Gloire aux grévistes !
Certes, les soutiens y sont pour beaucoup dans cet heureux dénouement, apportant de l’énergie, de la bonne humeur et de la combativité, de l’ingéniosité ou une certaine médiatisation, et plus prosaïquement de la bouffe et des tunes ! Pourtant celles qu’il faut féliciter et remercier, ce sont les grévistes, des travailleuses pour la plupart. « La direction pensait qu’on était des moutons. Comme on est des femmes, ils pensaient qu’on allait plier au bout d’une semaine. Finalement, ils se sont rendus compte qu’on était des guerrières », résume Aurore.
Par leur courage, leur obstination et la conviction que leur lutte est juste, elles ont gagné l’augmentation conséquente de salaire qu’elles réclamaient : 90 à 140€ nets par mois suivant les cas ! De plus, conformément à l’esprit de solidarité qui a soufflé sur ces 10 semaines de grève, elles ont aussi obtenu l’embauche en CDI de 30 intérimaires dont les perspectives à long terme s’améliorent grandement (certain.es l’étaient depuis plus de 4 ans!).
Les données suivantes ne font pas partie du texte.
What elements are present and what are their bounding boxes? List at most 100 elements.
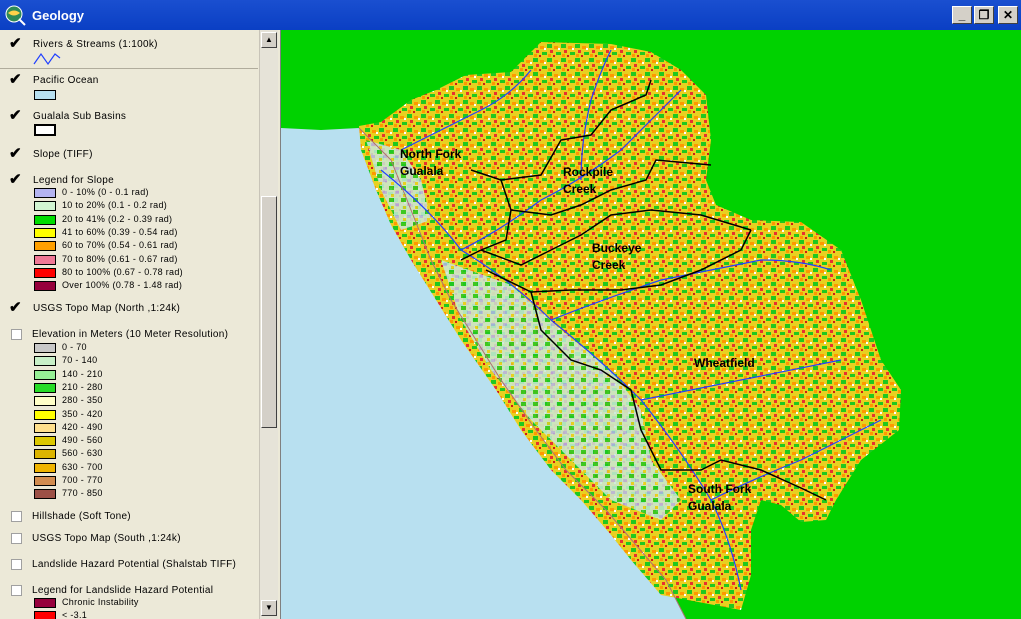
river-line-symbol-icon: [33, 52, 61, 66]
scroll-down-arrow-icon[interactable]: ▼: [261, 600, 277, 616]
legend-item-label: 41 to 60% (0.39 - 0.54 rad): [62, 226, 178, 237]
legend-color-swatch: [34, 281, 56, 292]
legend-item-label: 70 to 80% (0.61 - 0.67 rad): [62, 253, 178, 264]
map-canvas: [281, 42, 901, 619]
legend-color-swatch: [34, 241, 56, 252]
legend-color-swatch: [34, 382, 56, 393]
layer-visible-checkbox[interactable]: [9, 144, 23, 162]
legend-color-swatch: [34, 267, 56, 278]
layer-gualala-sub-basins[interactable]: Gualala Sub Basins: [9, 106, 127, 124]
legend-item-label: 70 - 140: [62, 355, 98, 366]
scrollbar-thumb[interactable]: [261, 196, 277, 428]
scroll-up-arrow-icon[interactable]: ▲: [261, 32, 277, 48]
layer-slope-tiff[interactable]: Slope (TIFF): [9, 144, 93, 162]
legend-color-swatch: [34, 489, 56, 500]
layer-label: Elevation in Meters (10 Meter Resolution…: [32, 328, 229, 340]
layer-legend-for-slope[interactable]: Legend for Slope: [9, 170, 114, 188]
legend-color-swatch: [34, 462, 56, 473]
legend-item-label: 60 to 70% (0.54 - 0.61 rad): [62, 240, 178, 251]
legend-color-swatch: [34, 449, 56, 460]
label-south-fork-gualala: South Fork Gualala: [688, 482, 752, 513]
legend-color-swatch: [34, 396, 56, 407]
layer-landslide-legend[interactable]: Legend for Landslide Hazard Potential: [10, 582, 213, 598]
legend-item-label: 80 to 100% (0.67 - 0.78 rad): [62, 266, 183, 277]
legend-color-swatch: [34, 343, 56, 353]
legend-color-swatch: [34, 422, 56, 433]
layer-landslide-hazard[interactable]: Landslide Hazard Potential (Shalstab TIF…: [10, 556, 236, 572]
layer-visible-checkbox[interactable]: [9, 34, 23, 52]
globe-app-icon: [5, 5, 26, 26]
legend-item-label: 0 - 10% (0 - 0.1 rad): [62, 187, 149, 197]
legend-item-label: 10 to 20% (0.1 - 0.2 rad): [62, 200, 168, 211]
layer-label: Legend for Landslide Hazard Potential: [32, 584, 214, 596]
legend-item-label: 20 to 41% (0.2 - 0.39 rad): [62, 213, 173, 224]
close-button[interactable]: ✕: [998, 6, 1018, 24]
label-rockpile-creek: Rockpile Creek: [563, 165, 614, 196]
legend-item-label: 770 - 850: [62, 488, 103, 499]
legend-color-swatch: [34, 356, 56, 367]
layer-label: USGS Topo Map (South ,1:24k): [32, 532, 181, 544]
legend-item-label: 700 - 770: [62, 475, 103, 485]
legend-item-label: 140 - 210: [62, 368, 103, 379]
layer-visible-checkbox[interactable]: [9, 70, 23, 88]
legend-color-swatch: [34, 476, 56, 486]
layer-label: Landslide Hazard Potential (Shalstab TIF…: [32, 558, 237, 570]
layer-label: Slope (TIFF): [33, 148, 93, 160]
legend-color-swatch: [34, 598, 56, 608]
window-titlebar: Geology _ ❐ ✕: [0, 0, 1021, 30]
legend-item-label: 560 - 630: [62, 448, 103, 459]
layer-label: Pacific Ocean: [33, 74, 99, 86]
basin-outline-swatch: [34, 124, 56, 136]
window-title: Geology: [32, 7, 85, 23]
legend-color-swatch: [34, 409, 56, 420]
layer-label: USGS Topo Map (North ,1:24k): [33, 302, 181, 314]
layer-label: Rivers & Streams (1:100k): [33, 38, 158, 50]
legend-color-swatch: [34, 214, 56, 225]
ocean-fill-swatch: [34, 90, 56, 100]
legend-item-label: 420 - 490: [62, 421, 103, 432]
layer-visible-checkbox[interactable]: [11, 510, 22, 522]
table-of-contents-panel: Rivers & Streams (1:100k) Pacific Ocean …: [0, 30, 281, 619]
layer-visible-checkbox[interactable]: [11, 584, 22, 596]
legend-color-swatch: [34, 227, 56, 238]
layer-label: Legend for Slope: [33, 174, 114, 186]
legend-color-swatch: [34, 611, 56, 619]
legend-color-swatch: [34, 188, 56, 198]
map-view[interactable]: North Fork Gualala Rockpile Creek Buckeye C…: [281, 30, 1021, 619]
minimize-button[interactable]: _: [952, 6, 972, 24]
layer-visible-checkbox[interactable]: [11, 532, 22, 544]
layer-label: Gualala Sub Basins: [33, 110, 127, 122]
legend-color-swatch: [34, 369, 56, 380]
legend-item-label: 0 - 70: [62, 342, 87, 352]
legend-color-swatch: [34, 201, 56, 212]
layer-visible-checkbox[interactable]: [9, 170, 23, 188]
legend-color-swatch: [34, 436, 56, 447]
legend-item-label: 280 - 350: [62, 395, 103, 406]
legend-item-label: Chronic Instability: [62, 597, 139, 607]
layer-hillshade[interactable]: Hillshade (Soft Tone): [10, 508, 131, 524]
layer-rivers-streams[interactable]: Rivers & Streams (1:100k): [9, 34, 158, 52]
layer-label: Hillshade (Soft Tone): [32, 510, 131, 522]
layer-pacific-ocean[interactable]: Pacific Ocean: [9, 70, 99, 88]
legend-item-label: Over 100% (0.78 - 1.48 rad): [62, 280, 183, 291]
legend-item-label: 210 - 280: [62, 381, 103, 392]
legend-item-label: 630 - 700: [62, 461, 103, 472]
layer-visible-checkbox[interactable]: [9, 106, 23, 124]
label-buckeye-creek: Buckeye Creek: [592, 241, 642, 272]
divider: [0, 68, 258, 69]
layer-list: Rivers & Streams (1:100k) Pacific Ocean …: [0, 30, 258, 619]
layer-usgs-topo-north[interactable]: USGS Topo Map (North ,1:24k): [9, 298, 181, 316]
layer-visible-checkbox[interactable]: [11, 328, 22, 340]
layer-visible-checkbox[interactable]: [9, 298, 23, 316]
legend-item-label: 350 - 420: [62, 408, 103, 419]
legend-item-label: < -3.1: [62, 610, 88, 619]
label-north-fork-gualala: North Fork Gualala: [400, 147, 462, 178]
toc-scrollbar[interactable]: ▲ ▼: [259, 30, 278, 619]
layer-usgs-topo-south[interactable]: USGS Topo Map (South ,1:24k): [10, 530, 181, 546]
label-wheatfield: Wheatfield: [694, 356, 755, 370]
layer-visible-checkbox[interactable]: [11, 558, 22, 570]
layer-elevation[interactable]: Elevation in Meters (10 Meter Resolution…: [10, 326, 228, 342]
legend-item-label: 490 - 560: [62, 435, 103, 446]
maximize-button[interactable]: ❐: [974, 6, 994, 24]
legend-color-swatch: [34, 254, 56, 265]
Surtout, les grévistes de Vertbaudet ont ouvert la voie, donnant de l’espoir à de nombreux.ses travailleur.ses et posant un rapport de force qu’on aimerait imiter. C’est simple, plusieurs syndiqué.es confirment déjà qu’il suffit de parler d’une « Vertbaudet » pour que les interlocuteurs patronaux se montrent aussitôt plus à l’écoute !
Enfin, les grévistes savent qu’il faudra continuer à tenir face aux dirigeants de l’entreprise pour défendre leur revendications, notamment sur les conditions de travail, car au-delà du salaire, c’est une question de dignité et de reconnaissance : « C’est notre boîte, sans nous les salarié.es, les grands patrons ne feraient aucunes thunes » commente Aurore. Pour Peggy, « préleveuse » depuis 21 ans, l’arithmétique est sans appel : « On est sur un bon 20km minimum par jour, si on prélève pendant 7h. On est à 174 allers, ça serait bien de les réduire. » Pour Manon, les conditions de travail se sont carrément assouplies depuis le début de la grève, ce qui montre bien qu’une grève, ça peut apprendre le respect à des patrons.